Il s’agit, dans l’effraction intime, de franchir l’enveloppe iconique du modèle idéal pour atteindre le repli intime du moi. Cette atteinte intime déclenche la jouissance du spectateur. Quant au comédien, son jeu consiste à établir, depuis ce repli intime, une liaison, un trait avec l’enveloppe, le mannequin, le fantôme, le modèle idéal. La liaison, le trait de génie, consistent à incorporer le dedans dans le dehors, à s’aliéner consciemment, volontairement, et de façon maîtrisée, dans le personnage qu’on joue : alors la jarretière dénouée de Baron devient geste sublime, pantomime du comte d’Essex.

Incorporer le dedans dans le dehors : le mouvement est paradoxal ; c’est même le mouvement même du paradoxe, qui commence par nier le « moi », pour s’affirmer ensuite dans le retournement de la pensée des autres. Il ne s’agit plus là simplement de décrire le jeu de l’acteur : c’est l’exercice même de la pensée diderotienne qui est en jeu.

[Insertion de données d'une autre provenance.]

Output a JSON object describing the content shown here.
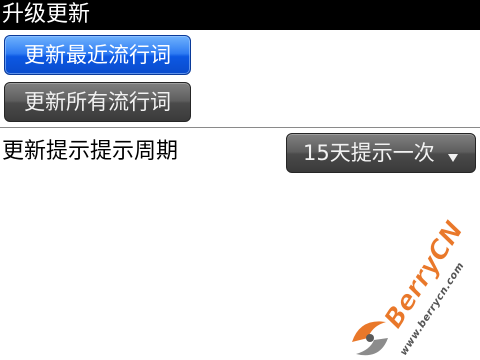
{
  "title_bar": {
    "title": "升级更新"
  },
  "buttons": {
    "update_recent": "更新最近流行词",
    "update_all": "更新所有流行词"
  },
  "reminder": {
    "label": "更新提示提示周期",
    "selected": "15天提示一次",
    "arrow_icon": "dropdown-arrow-icon"
  },
  "watermark": {
    "brand": "BerryCN",
    "url": "www.berrycn.com",
    "logo_icon": "berrycn-logo-icon"
  },
  "colors": {
    "title_bar_bg": "#000000",
    "focused_button": "#0c58e3",
    "button_gray": "#4a4a4a",
    "watermark_orange": "#e9782a"
  }
}
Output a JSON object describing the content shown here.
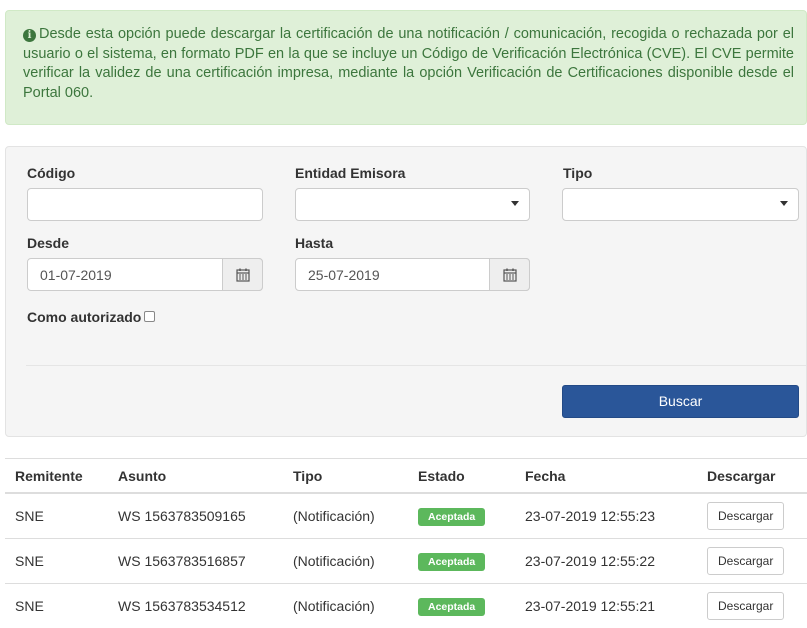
{
  "alert": {
    "text": "Desde esta opción puede descargar la certificación de una notificación / comunicación, recogida o rechazada por el usuario o el sistema, en formato PDF en la que se incluye un Código de Verificación Electrónica (CVE). El CVE permite verificar la validez de una certificación impresa, mediante la opción Verificación de Certificaciones disponible desde el Portal 060.",
    "icon": "info-circle-icon"
  },
  "form": {
    "codigo_label": "Código",
    "codigo_value": "",
    "entidad_label": "Entidad Emisora",
    "entidad_value": "",
    "tipo_label": "Tipo",
    "tipo_value": "",
    "desde_label": "Desde",
    "desde_value": "01-07-2019",
    "hasta_label": "Hasta",
    "hasta_value": "25-07-2019",
    "autorizado_label": "Como autorizado",
    "search_button": "Buscar"
  },
  "table": {
    "headers": [
      "Remitente",
      "Asunto",
      "Tipo",
      "Estado",
      "Fecha",
      "Descargar"
    ],
    "rows": [
      {
        "remitente": "SNE",
        "asunto": "WS 1563783509165",
        "tipo": "(Notificación)",
        "estado": "Aceptada",
        "fecha": "23-07-2019 12:55:23",
        "accion": "Descargar"
      },
      {
        "remitente": "SNE",
        "asunto": "WS 1563783516857",
        "tipo": "(Notificación)",
        "estado": "Aceptada",
        "fecha": "23-07-2019 12:55:22",
        "accion": "Descargar"
      },
      {
        "remitente": "SNE",
        "asunto": "WS 1563783534512",
        "tipo": "(Notificación)",
        "estado": "Aceptada",
        "fecha": "23-07-2019 12:55:21",
        "accion": "Descargar"
      }
    ]
  },
  "colors": {
    "alert_bg": "#dff0d8",
    "alert_text": "#3c763d",
    "primary": "#2a5699",
    "badge_success": "#5cb85c"
  }
}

L’élaboration du modèle idéal et l’entrelacement de soi avec l’idée constituent non seulement l’activité créatrice du comédien, mais l’activité intellectuelle en général.

1 Dès De la poésie dramatique (1758), Diderot faisait référence à « un homme idéal que je me formerai […] et dont je me bornerai à n’être que l’écho fidèle » (DPV X 424 ; Vers 1348). Mais le « modèle idéal » en tant que tel n’apparaît qu’à partir du préambule du Salon de 1767.